In 1897, Jules Verne published this book, which is essentially a sequel to Edgar Allan Poe’s The Narrative of Arthur Gordon Pym. So little was known about Antarctica at that time that authors like Verne and Poe felt free to write their own imaginings on the tabula rasa of the white continent. This book reads like a love letter to Poe, whom Verne clearly holds in awe. As a book, though, it’s more revealing of how Antarctica was perceived in the artistic imagination of the 19th century than anything else.
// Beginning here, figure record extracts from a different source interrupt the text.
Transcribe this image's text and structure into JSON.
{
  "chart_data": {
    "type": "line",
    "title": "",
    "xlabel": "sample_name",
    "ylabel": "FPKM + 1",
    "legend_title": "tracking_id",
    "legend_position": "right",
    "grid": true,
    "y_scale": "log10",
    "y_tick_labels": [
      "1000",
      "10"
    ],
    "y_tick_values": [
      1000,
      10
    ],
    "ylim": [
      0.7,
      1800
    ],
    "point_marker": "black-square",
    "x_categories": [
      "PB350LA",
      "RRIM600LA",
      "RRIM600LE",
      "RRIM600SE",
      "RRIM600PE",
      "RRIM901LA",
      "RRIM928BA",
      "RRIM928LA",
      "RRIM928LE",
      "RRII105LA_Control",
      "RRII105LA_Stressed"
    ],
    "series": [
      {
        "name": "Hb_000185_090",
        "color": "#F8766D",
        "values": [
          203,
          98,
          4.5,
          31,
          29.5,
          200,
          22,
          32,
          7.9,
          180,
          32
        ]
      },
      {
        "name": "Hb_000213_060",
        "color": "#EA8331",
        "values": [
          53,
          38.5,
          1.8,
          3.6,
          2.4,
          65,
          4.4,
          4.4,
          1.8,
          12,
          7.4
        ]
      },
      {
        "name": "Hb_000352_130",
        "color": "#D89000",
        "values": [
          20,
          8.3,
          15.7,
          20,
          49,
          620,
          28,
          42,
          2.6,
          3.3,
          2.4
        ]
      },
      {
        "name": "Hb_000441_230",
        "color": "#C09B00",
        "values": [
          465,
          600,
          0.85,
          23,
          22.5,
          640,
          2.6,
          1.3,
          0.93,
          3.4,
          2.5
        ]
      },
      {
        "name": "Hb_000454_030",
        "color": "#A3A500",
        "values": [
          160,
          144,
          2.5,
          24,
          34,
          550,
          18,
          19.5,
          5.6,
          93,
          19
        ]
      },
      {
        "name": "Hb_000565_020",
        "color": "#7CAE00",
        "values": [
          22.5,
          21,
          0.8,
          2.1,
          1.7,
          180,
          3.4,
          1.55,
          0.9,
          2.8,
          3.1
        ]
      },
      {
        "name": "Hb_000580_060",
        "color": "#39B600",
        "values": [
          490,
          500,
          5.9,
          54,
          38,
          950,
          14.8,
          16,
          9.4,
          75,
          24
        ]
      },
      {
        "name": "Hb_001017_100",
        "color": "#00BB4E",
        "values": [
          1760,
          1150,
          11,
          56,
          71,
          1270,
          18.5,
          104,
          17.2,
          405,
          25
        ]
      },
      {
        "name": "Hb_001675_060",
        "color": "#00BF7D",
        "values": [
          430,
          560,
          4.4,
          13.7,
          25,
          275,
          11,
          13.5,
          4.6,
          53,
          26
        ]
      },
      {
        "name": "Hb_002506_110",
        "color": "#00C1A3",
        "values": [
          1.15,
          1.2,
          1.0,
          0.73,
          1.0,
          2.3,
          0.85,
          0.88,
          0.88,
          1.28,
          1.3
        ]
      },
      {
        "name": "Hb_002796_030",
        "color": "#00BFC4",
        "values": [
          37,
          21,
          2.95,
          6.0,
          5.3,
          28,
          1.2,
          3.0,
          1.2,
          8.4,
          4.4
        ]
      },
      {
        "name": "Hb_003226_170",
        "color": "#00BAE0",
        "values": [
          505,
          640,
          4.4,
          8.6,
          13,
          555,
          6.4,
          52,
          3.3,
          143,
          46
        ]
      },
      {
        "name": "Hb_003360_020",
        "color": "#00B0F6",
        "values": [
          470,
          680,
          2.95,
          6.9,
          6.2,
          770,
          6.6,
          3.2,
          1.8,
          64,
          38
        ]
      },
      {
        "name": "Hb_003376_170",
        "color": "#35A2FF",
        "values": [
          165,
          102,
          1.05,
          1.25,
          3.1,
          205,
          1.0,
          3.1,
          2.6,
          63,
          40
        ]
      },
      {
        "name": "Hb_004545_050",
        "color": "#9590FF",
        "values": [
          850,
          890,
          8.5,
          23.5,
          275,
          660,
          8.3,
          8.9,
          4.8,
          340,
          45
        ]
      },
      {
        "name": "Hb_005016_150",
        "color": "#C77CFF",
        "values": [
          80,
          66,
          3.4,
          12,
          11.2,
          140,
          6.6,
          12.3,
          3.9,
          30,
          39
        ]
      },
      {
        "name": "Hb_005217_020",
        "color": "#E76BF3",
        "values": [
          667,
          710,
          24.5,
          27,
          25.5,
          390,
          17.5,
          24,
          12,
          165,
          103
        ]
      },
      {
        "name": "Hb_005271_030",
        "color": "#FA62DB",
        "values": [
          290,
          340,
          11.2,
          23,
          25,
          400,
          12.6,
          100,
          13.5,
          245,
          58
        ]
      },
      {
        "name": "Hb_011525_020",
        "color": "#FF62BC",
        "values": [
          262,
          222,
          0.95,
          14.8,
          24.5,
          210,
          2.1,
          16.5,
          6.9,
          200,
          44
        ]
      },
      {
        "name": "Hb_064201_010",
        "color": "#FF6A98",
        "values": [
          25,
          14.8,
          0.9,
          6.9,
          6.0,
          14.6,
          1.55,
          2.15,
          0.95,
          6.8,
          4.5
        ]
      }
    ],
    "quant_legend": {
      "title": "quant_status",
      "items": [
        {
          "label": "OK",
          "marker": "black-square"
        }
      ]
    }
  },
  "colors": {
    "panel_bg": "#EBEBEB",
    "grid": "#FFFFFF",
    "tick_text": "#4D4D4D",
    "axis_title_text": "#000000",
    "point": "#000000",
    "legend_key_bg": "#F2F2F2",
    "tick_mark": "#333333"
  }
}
Will You Take Me As I Am: Joni Mitchell’s Blue Period
Michelle Mercer

I became obsessed with Joni Mitchell’s “Blue” album last summer when I was traveling from Asia to America to North Africa. Travel is the main theme of the album, especially the conflict between the urge to be with old friends and lovers and the urge to venture out into the new. This book explores how Mitchell came to write the songs on the album. Interesting, but not quite the in-depth textual analysis I had hoped for.

A Bullet For Cinderella
John D. MacDonald

This was one of the hard-boiled novels MacDonald turned out before he created Travis McGee. It’s interesting to hear his voice in this different context, but compared to the McGee series, it’s a journeyman effort.

Station Eleven
Emily St. John Mandel

For the first 80% of this novel, I was ready to name it as the best book I’d read all year. It seems like a response to all the apocalyptic zombie/plague movies and books this century has produced. In this book, a flu pandemic wipes out more than 99% of the human population. One band of survivors travels around the Great Lakes playing classical music and performing Shakespeare. On their caravan is printed “Because survival is not enough.” It’s a book about the urge to make art and to touch the sublime even in — or especially in — terrible times. Unfortunately, Mandel couldn’t sustain the wonder or the tension, and in the last 20% all narrative tension and even unique characterization seem to vanish.